The National Infrastructure Protection Center (NIPC) is an important element of the U.S.' strategy to protect the nation's infrastructures from hostile attacks, especially computer-based attacks. This testimony discusses the key findings of a GAO report on NIPC's progress in developing national capabilities for analyzing cyber threats and vulnerability data and issuing warnings, enhancing its capabilities for responding to cyber attacks, and establishing information-sharing relationships with governments and private-sector entities. GAO found that progress in developing the analysis, warning, and information-sharing capabilities has been mixed.

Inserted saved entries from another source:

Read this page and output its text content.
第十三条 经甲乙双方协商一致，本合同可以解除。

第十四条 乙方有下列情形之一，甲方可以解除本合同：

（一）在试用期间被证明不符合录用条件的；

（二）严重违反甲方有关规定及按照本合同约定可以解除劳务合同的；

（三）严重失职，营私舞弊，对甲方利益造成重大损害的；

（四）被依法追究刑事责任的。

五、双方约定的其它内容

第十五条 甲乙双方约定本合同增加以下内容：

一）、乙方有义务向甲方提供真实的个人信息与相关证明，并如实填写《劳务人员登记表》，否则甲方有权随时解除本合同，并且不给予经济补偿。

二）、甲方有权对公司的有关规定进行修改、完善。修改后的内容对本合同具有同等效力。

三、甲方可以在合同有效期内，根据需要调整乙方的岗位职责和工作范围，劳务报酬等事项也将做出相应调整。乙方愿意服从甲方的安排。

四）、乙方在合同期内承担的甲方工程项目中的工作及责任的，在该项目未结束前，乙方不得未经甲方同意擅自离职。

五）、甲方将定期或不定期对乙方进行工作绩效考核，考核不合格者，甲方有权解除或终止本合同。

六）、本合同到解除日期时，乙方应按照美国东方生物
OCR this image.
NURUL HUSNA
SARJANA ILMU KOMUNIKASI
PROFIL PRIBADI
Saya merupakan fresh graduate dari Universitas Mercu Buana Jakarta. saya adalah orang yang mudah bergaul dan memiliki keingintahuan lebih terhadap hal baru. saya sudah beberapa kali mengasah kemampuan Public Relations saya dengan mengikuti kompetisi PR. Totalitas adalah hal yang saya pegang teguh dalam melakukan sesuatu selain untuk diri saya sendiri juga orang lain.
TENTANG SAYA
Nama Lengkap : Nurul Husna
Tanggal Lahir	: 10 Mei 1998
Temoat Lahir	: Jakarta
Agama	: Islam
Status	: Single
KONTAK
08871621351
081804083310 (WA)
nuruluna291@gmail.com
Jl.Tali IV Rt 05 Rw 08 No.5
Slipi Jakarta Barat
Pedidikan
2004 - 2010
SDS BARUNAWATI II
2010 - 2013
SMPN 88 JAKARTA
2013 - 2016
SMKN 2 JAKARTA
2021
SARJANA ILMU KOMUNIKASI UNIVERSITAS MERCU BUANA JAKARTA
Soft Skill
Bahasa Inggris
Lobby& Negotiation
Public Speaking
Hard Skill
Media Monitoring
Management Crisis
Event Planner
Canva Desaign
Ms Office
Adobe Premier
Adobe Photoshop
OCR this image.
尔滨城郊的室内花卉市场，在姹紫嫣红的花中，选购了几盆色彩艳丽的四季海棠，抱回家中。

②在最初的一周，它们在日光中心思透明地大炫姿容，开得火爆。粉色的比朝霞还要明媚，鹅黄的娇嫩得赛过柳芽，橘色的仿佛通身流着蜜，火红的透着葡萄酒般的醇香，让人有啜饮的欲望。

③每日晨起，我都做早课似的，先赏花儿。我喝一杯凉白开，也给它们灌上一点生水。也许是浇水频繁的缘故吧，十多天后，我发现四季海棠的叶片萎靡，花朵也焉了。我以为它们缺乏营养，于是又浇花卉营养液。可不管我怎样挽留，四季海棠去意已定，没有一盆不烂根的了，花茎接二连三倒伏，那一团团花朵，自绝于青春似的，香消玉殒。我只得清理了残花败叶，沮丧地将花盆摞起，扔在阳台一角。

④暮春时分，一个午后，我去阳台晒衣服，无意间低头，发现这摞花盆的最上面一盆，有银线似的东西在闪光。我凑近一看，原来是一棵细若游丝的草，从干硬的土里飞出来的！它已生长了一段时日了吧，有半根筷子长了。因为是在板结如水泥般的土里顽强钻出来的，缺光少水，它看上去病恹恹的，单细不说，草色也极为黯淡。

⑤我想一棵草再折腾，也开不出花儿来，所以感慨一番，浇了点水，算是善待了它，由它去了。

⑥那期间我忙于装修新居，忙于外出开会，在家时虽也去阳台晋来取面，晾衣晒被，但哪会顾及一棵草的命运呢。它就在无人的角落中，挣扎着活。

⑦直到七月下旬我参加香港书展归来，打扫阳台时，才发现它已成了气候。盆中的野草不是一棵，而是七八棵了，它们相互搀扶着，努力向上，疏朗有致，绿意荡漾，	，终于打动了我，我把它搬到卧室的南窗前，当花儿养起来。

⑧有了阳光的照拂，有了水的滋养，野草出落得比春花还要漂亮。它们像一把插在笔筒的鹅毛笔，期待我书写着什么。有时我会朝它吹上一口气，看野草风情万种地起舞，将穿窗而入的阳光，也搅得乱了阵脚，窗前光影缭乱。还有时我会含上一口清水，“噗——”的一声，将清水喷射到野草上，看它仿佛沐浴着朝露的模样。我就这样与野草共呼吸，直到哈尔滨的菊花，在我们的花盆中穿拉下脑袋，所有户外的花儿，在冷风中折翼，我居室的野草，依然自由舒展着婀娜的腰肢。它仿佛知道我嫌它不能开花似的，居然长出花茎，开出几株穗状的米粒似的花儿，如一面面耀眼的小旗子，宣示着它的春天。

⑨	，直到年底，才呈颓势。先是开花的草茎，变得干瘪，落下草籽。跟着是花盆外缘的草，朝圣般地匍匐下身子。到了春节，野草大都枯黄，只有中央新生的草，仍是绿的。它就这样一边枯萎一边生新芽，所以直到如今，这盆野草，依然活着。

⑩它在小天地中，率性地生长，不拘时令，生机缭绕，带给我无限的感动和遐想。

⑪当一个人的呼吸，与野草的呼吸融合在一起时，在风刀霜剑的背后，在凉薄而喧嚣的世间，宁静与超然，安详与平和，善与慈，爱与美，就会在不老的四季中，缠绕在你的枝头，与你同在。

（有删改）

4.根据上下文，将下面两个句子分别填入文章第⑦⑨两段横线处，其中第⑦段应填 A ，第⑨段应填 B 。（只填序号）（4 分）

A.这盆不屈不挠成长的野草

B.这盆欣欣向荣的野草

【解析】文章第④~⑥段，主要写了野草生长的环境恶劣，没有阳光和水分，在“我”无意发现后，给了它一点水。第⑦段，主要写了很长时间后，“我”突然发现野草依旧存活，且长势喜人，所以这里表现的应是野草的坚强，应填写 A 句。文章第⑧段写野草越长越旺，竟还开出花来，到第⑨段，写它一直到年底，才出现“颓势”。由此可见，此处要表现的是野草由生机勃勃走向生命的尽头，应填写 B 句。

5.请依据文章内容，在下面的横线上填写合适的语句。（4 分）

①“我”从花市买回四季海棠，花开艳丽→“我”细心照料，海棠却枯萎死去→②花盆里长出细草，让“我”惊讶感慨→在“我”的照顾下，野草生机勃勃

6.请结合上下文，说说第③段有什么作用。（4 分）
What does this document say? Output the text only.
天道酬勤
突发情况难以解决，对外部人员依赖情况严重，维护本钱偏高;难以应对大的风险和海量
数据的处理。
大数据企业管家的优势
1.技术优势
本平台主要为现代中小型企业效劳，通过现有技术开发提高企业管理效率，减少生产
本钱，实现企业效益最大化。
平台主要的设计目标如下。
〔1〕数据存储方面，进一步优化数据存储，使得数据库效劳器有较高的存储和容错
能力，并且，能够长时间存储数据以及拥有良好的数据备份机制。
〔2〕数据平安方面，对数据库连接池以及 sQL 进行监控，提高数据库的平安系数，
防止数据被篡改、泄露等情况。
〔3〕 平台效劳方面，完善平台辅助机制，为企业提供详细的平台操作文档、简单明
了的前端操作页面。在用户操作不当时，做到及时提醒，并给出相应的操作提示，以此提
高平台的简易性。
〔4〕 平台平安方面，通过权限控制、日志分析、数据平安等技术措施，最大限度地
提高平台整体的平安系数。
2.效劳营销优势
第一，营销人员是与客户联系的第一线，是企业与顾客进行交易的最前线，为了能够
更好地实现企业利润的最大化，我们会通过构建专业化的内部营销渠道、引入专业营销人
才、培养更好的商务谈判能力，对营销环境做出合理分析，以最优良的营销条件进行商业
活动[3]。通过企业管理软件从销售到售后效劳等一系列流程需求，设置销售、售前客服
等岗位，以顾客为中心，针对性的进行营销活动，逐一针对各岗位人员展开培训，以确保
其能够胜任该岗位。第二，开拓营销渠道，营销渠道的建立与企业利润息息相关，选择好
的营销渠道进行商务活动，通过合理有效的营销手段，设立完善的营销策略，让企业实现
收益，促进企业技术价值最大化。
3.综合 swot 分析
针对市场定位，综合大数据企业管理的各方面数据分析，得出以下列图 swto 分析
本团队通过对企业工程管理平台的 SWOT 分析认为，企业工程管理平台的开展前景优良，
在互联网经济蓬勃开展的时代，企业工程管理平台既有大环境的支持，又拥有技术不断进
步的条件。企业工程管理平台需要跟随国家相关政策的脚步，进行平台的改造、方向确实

NIPC began various critical infrastructure protection efforts that have laid the foundation for future governmentwide efforts. NIPC has also provided valuable support and coordination related to investigating and otherwise responding to attacks on computers. However, the analytical and information-sharing capabilities that are needed to protect the nation's critical infrastructures have not yet been achieved, and NIPC has developed only limited warning capabilities. An underlying contributor to the slow progress is that the NIPC's roles and responsibilities have not been fully defined and are not consistently interpreted by other entities involved in the government's broader critical infrastructure protection strategy. This report summarized an April report (GAO-01-323).